また、図7では、ピン部材109aとピン部材109bとを別とした場合を説明しているが、図2の実施形態のように、これらが一本からなるピン部材であってもよい。
Claims (5)
- ステアリングホイールの操作に応じて左右動する転舵軸に内側のボールジョイントを介して連結される内側シャフトと、ナックルアームに外側のボールジョイントを介して連結される外側シャフトと、を備え、内外の前記ボールジョイント間の距離を調整可能として前記内側シャフトと前記外側シャフトとが連結されているステアリング装置のタイロッド構造であって、
前記内側シャフトと前記外側シャフトとのうちの一方は、
前記ボールジョイントが端部に設けられているシャフト本体と、
前記内側シャフトと前記外側シャフトとのうちの他方と連結されている中間シャフトと、
前記シャフト本体の一部と前記中間シャフトの一部とを共に挿通しかつ当該シャフト本体と当該中間シャフトとに軸方向の圧縮衝撃荷重が作用すると剪断されるピン部材によって、当該シャフト本体と当該中間シャフトとを連結している連結部と、を有していることを特徴とするステアリング装置のタイロッド構造。 - 前記連結部は、前記シャフト本体と前記中間シャフトとのうちの一方に設けられていると共に前記シャフト本体と前記中間シャフトとのうちの他方のシャフト端部と径方向に重なっている嵌合部と、前記他方のシャフト端部と前記嵌合部とを共に径方向に挿通している前記ピン部材と、を有している請求項1に記載のステアリング装置のタイロッド構造。
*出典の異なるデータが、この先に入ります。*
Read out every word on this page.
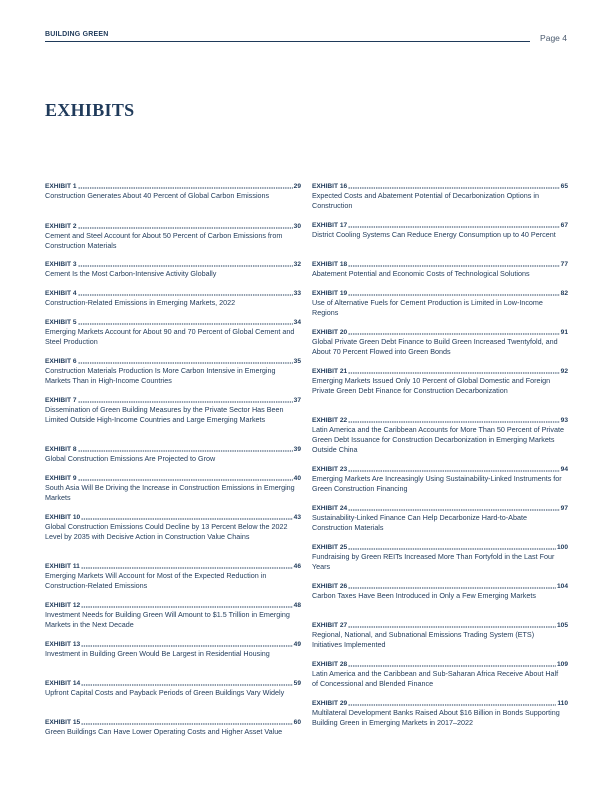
BUILDING GREEN	Page 4
EXHIBITS
EXHIBIT 1	29
Construction Generates About 40 Percent of Global Carbon Emissions
EXHIBIT 2	30
Cement and Steel Account for About 50 Percent of Carbon Emissions from Construction Materials
EXHIBIT 3	32
Cement Is the Most Carbon-Intensive Activity Globally
EXHIBIT 4	33
Construction-Related Emissions in Emerging Markets, 2022
EXHIBIT 5	34
Emerging Markets Account for About 90 and 70 Percent of Global Cement and Steel Production
EXHIBIT 6	35
Construction Materials Production Is More Carbon Intensive in Emerging Markets Than in High-Income Countries
EXHIBIT 7	37
Dissemination of Green Building Measures by the Private Sector Has Been Limited Outside High-Income Countries and Large Emerging Markets
EXHIBIT 8	39
Global Construction Emissions Are Projected to Grow
EXHIBIT 9	40
South Asia Will Be Driving the Increase in Construction Emissions in Emerging Markets
EXHIBIT 10	43
Global Construction Emissions Could Decline by 13 Percent Below the 2022 Level by 2035 with Decisive Action in Construction Value Chains
EXHIBIT 11	46
Emerging Markets Will Account for Most of the Expected Reduction in Construction-Related Emissions
EXHIBIT 12	48
Investment Needs for Building Green Will Amount to $1.5 Trillion in Emerging Markets in the Next Decade
EXHIBIT 13	49
Investment in Building Green Would Be Largest in Residential Housing
EXHIBIT 14	59
Upfront Capital Costs and Payback Periods of Green Buildings Vary Widely
EXHIBIT 15	60
Green Buildings Can Have Lower Operating Costs and Higher Asset Value
EXHIBIT 16	65
Expected Costs and Abatement Potential of Decarbonization Options in Construction
EXHIBIT 17	67
District Cooling Systems Can Reduce Energy Consumption up to 40 Percent
EXHIBIT 18	77
Abatement Potential and Economic Costs of Technological Solutions
EXHIBIT 19	82
Use of Alternative Fuels for Cement Production is Limited in Low-Income Regions
EXHIBIT 20	91
Global Private Green Debt Finance to Build Green Increased Twentyfold, and About 70 Percent Flowed into Green Bonds
EXHIBIT 21	92
Emerging Markets Issued Only 10 Percent of Global Domestic and Foreign Private Green Debt Finance for Construction Decarbonization
EXHIBIT 22	93
Latin America and the Caribbean Accounts for More Than 50 Percent of Private Green Debt Issuance for Construction Decarbonization in Emerging Markets Outside China
EXHIBIT 23	94
Emerging Markets Are Increasingly Using Sustainability-Linked Instruments for Green Construction Financing
EXHIBIT 24	97
Sustainability-Linked Finance Can Help Decarbonize Hard-to-Abate Construction Materials
EXHIBIT 25	100
Fundraising by Green REITs Increased More Than Fortyfold in the Last Four Years
EXHIBIT 26	104
Carbon Taxes Have Been Introduced in Only a Few Emerging Markets
EXHIBIT 27	105
Regional, National, and Subnational Emissions Trading System (ETS) Initiatives Implemented
EXHIBIT 28	109
Latin America and the Caribbean and Sub-Saharan Africa Receive About Half of Concessional and Blended Finance
EXHIBIT 29	110
Multilateral Development Banks Raised About $16 Billion in Bonds Supporting Building Green in Emerging Markets in 2017–2022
- 前記連結部は、前記シャフト本体のシャフト端部と前記中間シャフトのシャフト端部との双方にそれぞれ径方向に重なっている嵌合部と、双方の前記シャフト端部それぞれと前記嵌合部との径方向に重なっている部分を径方向に挿通している前記ピン部材と、を有している請求項1に記載のステアリング装置のタイロッド構造。
- 前記嵌合部は、軸方向の圧縮衝撃荷重によって前記ピン部材が剪断され当該嵌合部に対する前記シャフト端部の重なり長さが軸方向に長くなると、当該シャフト端部との間で締まり嵌め状態となるテーパー面を有している請求項2又は3に記載のステアリング装置のタイロッド構造。
- 軸方向の圧縮衝撃荷重によって前記ピン部材が剪断され軸方向の重なり長さが長くなった前記嵌合部と前記シャフト端部とが、軸方向に離れるのを阻止する抜け止め部が、当該嵌合部と当該シャフト端部とのうちの一方又は双方に形成されている請求項2〜4のいずれか一項に記載のステアリング装置のタイロッド構造。